Halt and Catch Fire: Season 3


It's been a real delight to spend January digging through the sizable but not daunting 40-episode series of Halt and Catch Fire, a blindspot of mine when it aired not all that long ago at all. It's not that the show is profound or amazing or even exceedingly memorable. Rather, the longer it goes - the more time passes on the show, the more time you get to spend with these four characters - the more immersive and real it all feels. One of the coolest parts about Mad Men was seeing these characters in 1960, products of the 1950s and the very conservative America they'd been successful in, and then seeing who they had become by 1971 after enduring not just ten years of age and experience, but specifically enduring the 1960s.

Where am I going with all of this? Halt and Catch Fire did something extremely cool in Season 3, which is a mid-season four-year time jump. Not enough shows do time jumps at all, and when they do it's almost always between seasons. I get it - seasons have narrative arcs that the time between seasons can easily ignore. It was just so bold and refreshing to see this AMC show decide that it didn't need all ten episodes of its third season to conclude its third season arc, and to go ahead and let the final two stand as a weird preview of sorts for the fourth and final season.

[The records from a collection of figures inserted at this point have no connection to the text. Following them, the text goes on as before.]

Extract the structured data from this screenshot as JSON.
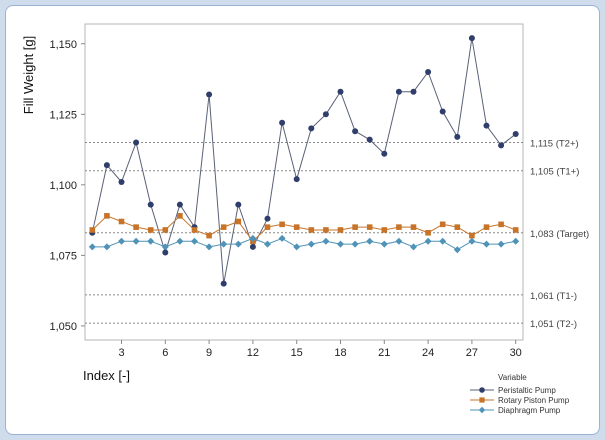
{
  "chart_data": {
    "type": "line",
    "title": "",
    "xlabel": "Index [-]",
    "ylabel": "Fill Weight [g]",
    "xlim": [
      0.5,
      30.5
    ],
    "ylim": [
      1.045,
      1.157
    ],
    "x_ticks": [
      3,
      6,
      9,
      12,
      15,
      18,
      21,
      24,
      27,
      30
    ],
    "x_tick_labels": [
      "3",
      "6",
      "9",
      "12",
      "15",
      "18",
      "21",
      "24",
      "27",
      "30"
    ],
    "y_ticks": [
      1.05,
      1.075,
      1.1,
      1.125,
      1.15
    ],
    "y_tick_labels": [
      "1,050",
      "1,075",
      "1,100",
      "1,125",
      "1,150"
    ],
    "reference_lines": [
      {
        "value": 1.115,
        "label": "1,115 (T2+)"
      },
      {
        "value": 1.105,
        "label": "1,105 (T1+)"
      },
      {
        "value": 1.083,
        "label": "1,083 (Target)"
      },
      {
        "value": 1.061,
        "label": "1,061 (T1-)"
      },
      {
        "value": 1.051,
        "label": "1,051 (T2-)"
      }
    ],
    "legend_title": "Variable",
    "x": [
      1,
      2,
      3,
      4,
      5,
      6,
      7,
      8,
      9,
      10,
      11,
      12,
      13,
      14,
      15,
      16,
      17,
      18,
      19,
      20,
      21,
      22,
      23,
      24,
      25,
      26,
      27,
      28,
      29,
      30
    ],
    "series": [
      {
        "name": "Peristaltic Pump",
        "color": "#2f3e6b",
        "marker": "circle",
        "values": [
          1.083,
          1.107,
          1.101,
          1.115,
          1.093,
          1.076,
          1.093,
          1.085,
          1.132,
          1.065,
          1.093,
          1.078,
          1.088,
          1.122,
          1.102,
          1.12,
          1.125,
          1.133,
          1.119,
          1.116,
          1.111,
          1.133,
          1.133,
          1.14,
          1.126,
          1.117,
          1.152,
          1.121,
          1.114,
          1.118
        ]
      },
      {
        "name": "Rotary Piston Pump",
        "color": "#c7742a",
        "marker": "square",
        "values": [
          1.084,
          1.089,
          1.087,
          1.085,
          1.084,
          1.084,
          1.089,
          1.084,
          1.082,
          1.085,
          1.087,
          1.08,
          1.085,
          1.086,
          1.085,
          1.084,
          1.084,
          1.084,
          1.085,
          1.085,
          1.084,
          1.085,
          1.085,
          1.083,
          1.086,
          1.085,
          1.082,
          1.085,
          1.086,
          1.084
        ]
      },
      {
        "name": "Diaphragm Pump",
        "color": "#4f93b8",
        "marker": "diamond",
        "values": [
          1.078,
          1.078,
          1.08,
          1.08,
          1.08,
          1.078,
          1.08,
          1.08,
          1.078,
          1.079,
          1.079,
          1.081,
          1.079,
          1.081,
          1.078,
          1.079,
          1.08,
          1.079,
          1.079,
          1.08,
          1.079,
          1.08,
          1.078,
          1.08,
          1.08,
          1.077,
          1.08,
          1.079,
          1.079,
          1.08
        ]
      }
    ]
  }
}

Specifically, the show jumps from 1986 to 1990, and in doing so leaves all of its computer hardware and software development storylines in the dust to prepare to tackle the early years of the Internet. Four years isn't a massive jump - they had to recast Gordon and Donna's daughters, but little else - but it's a massive jump from one "era" of the information revolution to another. In just two and a half seasons, the show had brought us from the proto-PC days of 1983 to the arrival of the NES in 1986. Why bother keeping up that same pace just to mull around in the late '80s instead of jumping all the way ahead for some more big innovations? (One can almost envision the show's hypothetical fifth and sixth seasons involving an MP3 player in 2001 and a smart phone in 2007. Why not?)

I'm also a sucker for era-appropriate details, and just as I loved the way Mad Men picked character-appropriate wardrobe evolutions, I mean, let me take a minute just to compare what the four main characters looked like in Season 1's 1983 -





- and what they looked like by Season 3's 1990 -





I mean, this is perfect. Joe the salesman goes from being a run-of-the-mill '80s "suit" to having the distinguished "tech guy" glasses-and-beard look in 1990, almost ahead of his time. This is the exact opposite of what's happened to the nerdier engineer Gordon, who had the very 1970s-appropriate glasses and beard in the early '80s but by 1990 has caught up with the late '80s "sitcom dad" look - glasses-free, clean shave, and plain haircut. Meanwhile, Donna - a housewife in 1983 who'd left a promising career behind in order to, uh, home-make, is just the absolute image of old-school maternal, looking older than her years with the pastel colors and big bow on her blouse - a sharp contrast to young punk-anarchist Cameron with the short hair and military-cut sweaters. But by 1990, Cameron is a slightly mellowed out married woman, and her wardrobe is very much that of a typical thirty-ish woman in 1990, while Donna is all the way back in the game, earth tones and short hair and an overall "power woman" look, very much no longer a housewife, or even a wife at all.

So in short, Joe and Gordon have switched looks, but Joe remains about ten years ahead of Gordon the whole way through the reversal, and Donna has sharpened up on her way out of a marriage while Cameron is softening out on her way into one.

You know, reading that back - that doesn't even begin to summarize the depths of Donna, Cameron, or their complicated and increasingly show-centric relationship. It's not enough to define these women in 1983 and 1990 by their marital status. Instead here are four stills of the pair of them that, I mean, a picture is worth a thousand words, right?

Season 1, first meeting (early 1983):


Season 2 premiere (late 1984 or early 1985):


Season 3 premiere (1986?):


Season 3 finale (1990):


Does this make more sense? Do you get a sense now of how Donna used to feel threatened by, or jealous of, the younger and edgier Cameron? How she used to see in her, perhaps, a vision of who she once was, and could still be? And how Cameron saw Donna, perhaps, as a future road she didn't want to go down? But how after years of working together, they've almost switched places in terms of who's wielding power over who, and which one feels more threatened by the other, and how much of that growth and change is conveyed in wardrobe decisions, but how the fashion still feels authentic to the time period on each character at all times? Yeah, I love that shit.

Anyway, this show isn't Mad Men, but I completely understand now what people meant when they said "it became the new Mad Men once it stopped trying to be Mad Men."